I have spent the last two months in two islands in the Maldives, Thulusdhoo and Rinbudhoo. I spent my time talking to mainly women, what it was like to grow up in the islands, their everyday lives, their migration histories, their hopes for the future and their feelings around climate change and the prospect of leaving their homelands. They told me about how as children, they would spend all their free time outside, playing on the roads, collecting shells at the beach and climbing coconut trees. I learnt that they have busy everyday lives, but that these are at the same time filled with peacefulness and freedom. I saw the deep connection that they have to their islands, and heard about how beautifully, those that have moved, talk about their original islands. I imagined their futures with them, where there are more education and health facilities in the islands, allowing them to stay and see their children grow without having to go to Male. I empathised with their feelings of being forced to migrate and witnessed the conversation become one about loss. A conversation about the loss of their way of life, their homes, their white sandy beaches, their memories, their dreams, their hopes, their identity, their culture, their language and their country.
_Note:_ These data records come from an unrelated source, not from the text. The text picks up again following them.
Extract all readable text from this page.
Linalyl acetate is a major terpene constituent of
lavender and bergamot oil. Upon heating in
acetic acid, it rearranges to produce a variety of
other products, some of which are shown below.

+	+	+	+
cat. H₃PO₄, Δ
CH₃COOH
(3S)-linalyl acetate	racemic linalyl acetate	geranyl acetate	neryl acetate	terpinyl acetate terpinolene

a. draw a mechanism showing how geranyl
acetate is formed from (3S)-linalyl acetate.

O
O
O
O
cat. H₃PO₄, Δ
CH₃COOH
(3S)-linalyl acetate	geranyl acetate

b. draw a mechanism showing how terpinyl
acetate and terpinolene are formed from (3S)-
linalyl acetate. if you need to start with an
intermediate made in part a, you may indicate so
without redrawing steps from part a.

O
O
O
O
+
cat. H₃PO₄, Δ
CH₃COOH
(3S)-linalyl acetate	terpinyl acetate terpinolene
If the inhabitability of the islands becomes threatened by climate change, migration might be the only option left but it does not seem to me that we can call it a solution. When we talk about migration today, we must empathise with those whose futures we are talking about, bring their realities and their feelings into account and understand what it is that would be lost if they have to leave their homelands behind. When we talk about justice, we must also take responsibility, acknowledge their pain and sadness and give it the recognition that it deserves.
Africa Bauza Garcia Arcicollar, PhD Scholar.